Whatever joy there is in
the writing process can come only when the
energies are flowing freely-when you're
not stuck.
"And the trick to
not getting stuck involves separating the
energies. If you let the judge with his
intimidating carping come too close to the
madman and his playful, creative energies,
the ideas which form the basis for your writing will never
have a chance to surface. But you can't
simply throw out the judge. The subjective
personal outpourings of your madman must
be balanced by the objective, impersonal
vision of the educated critic within you.

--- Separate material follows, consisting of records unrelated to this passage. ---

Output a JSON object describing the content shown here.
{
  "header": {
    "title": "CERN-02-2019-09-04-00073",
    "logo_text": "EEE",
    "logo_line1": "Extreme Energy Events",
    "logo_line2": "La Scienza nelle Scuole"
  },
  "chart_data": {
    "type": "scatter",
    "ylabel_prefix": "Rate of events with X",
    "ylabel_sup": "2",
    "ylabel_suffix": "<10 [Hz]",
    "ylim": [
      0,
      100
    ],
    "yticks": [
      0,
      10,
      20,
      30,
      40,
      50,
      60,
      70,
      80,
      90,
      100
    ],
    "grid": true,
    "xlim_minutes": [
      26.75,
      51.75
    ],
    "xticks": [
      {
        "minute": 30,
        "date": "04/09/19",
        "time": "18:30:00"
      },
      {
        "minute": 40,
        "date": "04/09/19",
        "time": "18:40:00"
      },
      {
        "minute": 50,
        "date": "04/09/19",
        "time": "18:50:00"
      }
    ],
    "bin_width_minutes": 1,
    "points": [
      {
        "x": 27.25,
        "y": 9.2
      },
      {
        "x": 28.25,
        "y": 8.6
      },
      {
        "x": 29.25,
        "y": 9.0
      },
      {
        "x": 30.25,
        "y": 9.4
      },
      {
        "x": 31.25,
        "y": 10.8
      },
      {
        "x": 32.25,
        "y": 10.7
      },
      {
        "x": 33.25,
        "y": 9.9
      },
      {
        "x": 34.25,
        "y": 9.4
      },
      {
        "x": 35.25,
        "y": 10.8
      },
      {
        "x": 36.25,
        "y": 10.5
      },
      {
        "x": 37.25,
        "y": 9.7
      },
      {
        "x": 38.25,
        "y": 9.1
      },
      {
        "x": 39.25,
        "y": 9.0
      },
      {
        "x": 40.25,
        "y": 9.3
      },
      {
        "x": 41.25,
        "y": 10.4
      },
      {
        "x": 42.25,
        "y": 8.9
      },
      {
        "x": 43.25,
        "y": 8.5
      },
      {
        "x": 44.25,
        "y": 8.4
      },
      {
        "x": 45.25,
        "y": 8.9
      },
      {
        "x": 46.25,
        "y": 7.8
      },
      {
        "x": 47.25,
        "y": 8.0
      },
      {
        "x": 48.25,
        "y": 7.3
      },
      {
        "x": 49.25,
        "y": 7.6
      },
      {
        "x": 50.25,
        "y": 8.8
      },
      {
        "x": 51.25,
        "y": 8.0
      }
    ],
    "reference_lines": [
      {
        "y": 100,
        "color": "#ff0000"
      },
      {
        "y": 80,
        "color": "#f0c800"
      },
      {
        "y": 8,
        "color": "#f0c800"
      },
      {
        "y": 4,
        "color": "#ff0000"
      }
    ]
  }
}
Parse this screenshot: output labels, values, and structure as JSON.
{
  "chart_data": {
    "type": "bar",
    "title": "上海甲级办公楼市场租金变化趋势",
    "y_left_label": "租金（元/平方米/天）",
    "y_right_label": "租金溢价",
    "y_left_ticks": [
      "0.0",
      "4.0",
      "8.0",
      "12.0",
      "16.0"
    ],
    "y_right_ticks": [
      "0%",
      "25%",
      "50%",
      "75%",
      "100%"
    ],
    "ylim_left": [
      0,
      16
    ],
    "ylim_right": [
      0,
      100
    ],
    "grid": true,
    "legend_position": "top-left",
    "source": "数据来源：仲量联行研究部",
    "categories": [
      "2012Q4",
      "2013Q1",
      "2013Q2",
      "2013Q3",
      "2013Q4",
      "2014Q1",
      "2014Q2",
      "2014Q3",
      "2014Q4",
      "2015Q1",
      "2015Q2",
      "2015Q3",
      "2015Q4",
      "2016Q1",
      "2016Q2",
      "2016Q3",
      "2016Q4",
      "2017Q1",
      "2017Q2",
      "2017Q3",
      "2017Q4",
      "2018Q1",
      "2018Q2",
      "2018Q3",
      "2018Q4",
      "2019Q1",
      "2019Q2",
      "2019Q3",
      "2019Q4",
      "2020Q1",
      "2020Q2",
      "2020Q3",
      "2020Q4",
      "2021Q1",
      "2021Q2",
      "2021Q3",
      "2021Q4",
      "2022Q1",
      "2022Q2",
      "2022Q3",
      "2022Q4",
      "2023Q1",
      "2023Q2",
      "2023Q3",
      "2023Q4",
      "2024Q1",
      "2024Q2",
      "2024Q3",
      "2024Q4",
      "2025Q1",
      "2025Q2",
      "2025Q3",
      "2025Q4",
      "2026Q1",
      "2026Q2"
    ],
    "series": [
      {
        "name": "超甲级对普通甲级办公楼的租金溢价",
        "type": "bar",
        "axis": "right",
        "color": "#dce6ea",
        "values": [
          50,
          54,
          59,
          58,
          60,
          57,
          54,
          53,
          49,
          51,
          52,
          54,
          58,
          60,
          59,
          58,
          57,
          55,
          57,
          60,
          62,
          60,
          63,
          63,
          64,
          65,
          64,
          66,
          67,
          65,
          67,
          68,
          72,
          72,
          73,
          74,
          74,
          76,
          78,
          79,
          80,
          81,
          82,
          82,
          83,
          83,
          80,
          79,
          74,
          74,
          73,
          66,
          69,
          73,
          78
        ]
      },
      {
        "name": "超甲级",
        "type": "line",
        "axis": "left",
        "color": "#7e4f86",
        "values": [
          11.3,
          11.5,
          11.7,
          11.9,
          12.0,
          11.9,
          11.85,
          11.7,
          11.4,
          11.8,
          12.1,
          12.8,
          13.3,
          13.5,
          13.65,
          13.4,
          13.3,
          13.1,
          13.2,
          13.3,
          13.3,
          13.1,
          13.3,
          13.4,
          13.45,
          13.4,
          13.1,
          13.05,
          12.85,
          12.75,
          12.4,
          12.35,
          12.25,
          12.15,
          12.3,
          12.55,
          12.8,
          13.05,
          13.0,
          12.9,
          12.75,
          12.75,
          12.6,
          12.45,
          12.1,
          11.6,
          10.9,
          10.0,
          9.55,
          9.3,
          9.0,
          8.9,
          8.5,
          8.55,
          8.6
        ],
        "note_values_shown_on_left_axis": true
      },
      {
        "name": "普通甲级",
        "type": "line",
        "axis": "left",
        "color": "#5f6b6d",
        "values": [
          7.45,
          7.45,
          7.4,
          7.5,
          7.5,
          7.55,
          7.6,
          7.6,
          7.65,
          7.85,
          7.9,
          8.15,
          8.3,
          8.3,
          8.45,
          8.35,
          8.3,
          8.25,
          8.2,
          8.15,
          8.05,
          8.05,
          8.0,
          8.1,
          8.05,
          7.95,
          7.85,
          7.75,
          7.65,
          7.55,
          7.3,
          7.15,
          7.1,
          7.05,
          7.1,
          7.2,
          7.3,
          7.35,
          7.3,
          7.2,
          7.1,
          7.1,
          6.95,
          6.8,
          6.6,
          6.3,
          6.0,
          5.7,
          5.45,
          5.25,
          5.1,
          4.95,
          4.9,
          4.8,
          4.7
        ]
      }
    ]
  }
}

Writing is not just self-expression; it
is communication as well.
"So start by promising
your judge that you'll get around to asking
his opinion, but not now. And then let the
madman energy flow. Find what interests
you in the topic, the question or emotion
that it raises in you, and respond as you
might to a friend-or an enemy. Talk on paper,
page after page, and don't stop to judge
or correct sentences. Then, after a set
amount of time, perhaps, stop and gather
the paper up and wait a day.
"The next morning, ask your 'architect' to enter. She will read the wild scribblings saved from the night before and pick out maybe a tenth of the jottings as relevant or interesting. (You can see immediately that the architect is not sentimental about what the madman wrote; she is not going to save every crumb for posterity.) Her job is simply to select large chunks of material and to arrange them in a pattern that might form an argument. The thinking here is large, organizational, paragraph level thinking-the architect doesn't worry about sentence structure.
"No, the sentence
structure is left for the 'carpenter' who
enters after the essay has been hewn into
large chunks of related ideas. The carpenter
nails these ideas together in a logical
sequence, making sure each sentence is clearly
written, contributes to the argument of
the paragraph, and leads logically and gracefully
to the next sentence. When the carpenter
finishes, the essay should be smooth and
watertight.
"And then the judge comes around to inspect. Punctuation, spelling, grammar, tone-all the details which result in a polished essay become important only in this last stage. These details are not the concern of the madman who's come up with them, or the architect who's organized them, or the carpenter who's nailed the ideas together, sentence by sentence. Save details for the judge."